Navigators use the phrase "course correction" to describe the accommodations necessary when a vehicle or aircraft goes off trajectory and the pilot has to take control of the steering wheel to get back on track. Teachers -- especially those of us who use an intricately designed class calendar on the syllabus to guide most of our decisions -- sometimes need to do this too. But sometimes we don't realize it. We get caught up in the routine of instruction. We get too focused on the moment and forget the objectives that launched us on this journey or the end point we originally had in mind. Or maybe we get swept away by the tides of facilitating change and get caught off-guard by approaching deadlines or final exams coming right around the corner.
We need to make course corrections.
I did this recently in my first year Composition course. Every course in Seminar in Thinking and Writing at SHU contains an oral presentation assignment -- a formal speech -- that students are asked to perform in order to develop their communication skills. I always enjoy these and I am strong believer that practicing public speaking can help make a student a better writer. But the problem is that this assignment risks crowding out the attention to other issues in the class, like a research project. So I've always combined the two, and asked students to give a speech that shares their current research with their peers, under the assumption that they can kill two birds with one stone.
But this term, I was getting the feeling that my students were feeling worn down by the onslaught of short paper assignments. Their writing was becoming less genuine, and as I reader I was more and more feeling like many in the class were "phoning it in." There's always a degree of that in a "required" course like freshman comp, but I usually have success in getting students engaged and exciting about expressing their ideas through writing. In this case, I got the sense they were feeling midterm exhaustion, not just from my course, but from their entire raft of courses.
So I decided to make a course correction. I loosened up a bit. Instead of asking them to speak about research I made it easier: I asked them to simply tell us a story. They haven't really done much narrative writing in my class, so this would give them the opportunity. The revised assignment asked them to share a personal anecdote related to the class readings and themes so far. I still wanted them to do research of a kind, so I made it mandatory that they had to interview one of the people who were involved in the story. "And if you don't know what story tell, interview your mother or father," I told them.

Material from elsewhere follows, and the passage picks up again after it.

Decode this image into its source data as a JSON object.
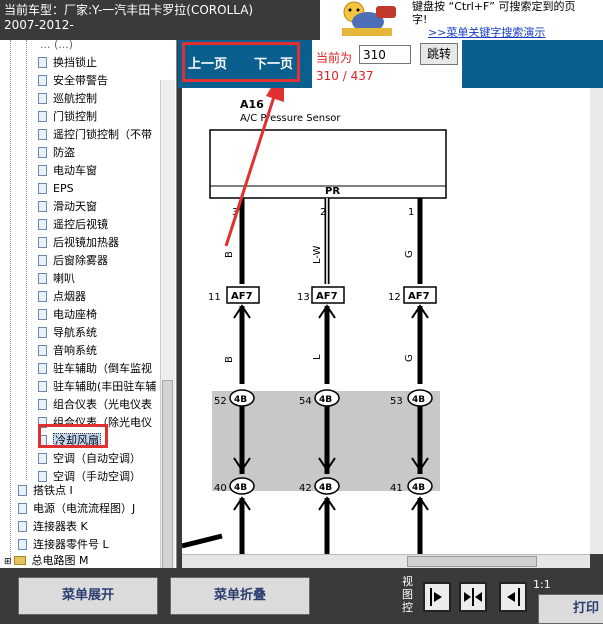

The speeches so far have been phenomenal. Depressingly, most of the tales are about personal tragedies -- death and loss and health issues and victimization from crime and bullies -- but I really am happy to hear students speak honestly about a topic they're passionate about, and to trust the space of my classroom enough to share such touching personal matters. While I am not always satisfied with the connection they make to the class themes, I'm still learning a lot about my students (if not just "students today") and they seem to be engaging with one another more often and honestly now (since every speech is followed by a mandatory open-floor Q&A). And if the class has given them an outlet for "being heard" or better understood by their peers, I am pleased. I still grade them the same way I normally would, and I challenge their assumptions in the Q&A, but I'm glad I made this decision. If anything, I think it fosters bonds, but it also cultivates the vibe of genuine honesty that I will expect from students when they do their research to come.
Course corrections can be hard to make, but often I think it is important to "reconnect" to the students. To step down from the podium, and sit around the table with them. To take a quick survey or have them reflect on an assignment. To take a step back from the grading pile and think about what didn't work as expected, and whether it would be worthwhile to change the syllabus now rather than just next time the class is taught.
In my online graduate course in the Teaching of Writing as part of our MFA writing program, I have used a midterm evaluation (an online survey I build through qualtrics.com) to get the kind of feedback I need to know about their sense of workload, assignment foci, and what they feel they need to know to become good teachers. I feel this is necessary, because every group in this course includes a mixed level of experience when it comes to teaching, as some in our program are currently teaching high school, or have experience training others in some non-English field. So I solicit input on the syllabus and test whether they think changes or needed or if there are topics I didn't plan that they think they might need to learn. As graduate students, they are very forthright in expressing their desires as well as their feedback and I find it helpful. It also raises the course to a "meta" level since it is a course ABOUT teaching. Then I do what we so rarely get to do with end-of-year student evaluations (and something I think is a bit risky, actually, but what the heck): I post the results. Sharing like this lets them compare their own assessment of the course with their peers, in addition to asking them to do a little role reversal with teacher. I have done similar "polls" with students in other classes, and then used the results for a class discussion, while also delivering my own "evaluation" of how the class is going. I think these kinds of reflexive practices -- in concert with the students -- makes everyone more accountable and invested in the outcomes that stretch out on the horizon. And they generate a shared sense of agreement in making course corrections, as everyone now has a hand on the wheel...
Teachers always make little micro-changes that adapt to the flux of their classes, but if students aren't involved in changes somehow -- even if they trust the instructor's experience and expertise -- they can seem arbitrary or capricious to the students, and can backfire. I recommend working together with your students to determine the direction of the vessel, even if you are the one doing most of the steering, and plotting the outcome of the journey.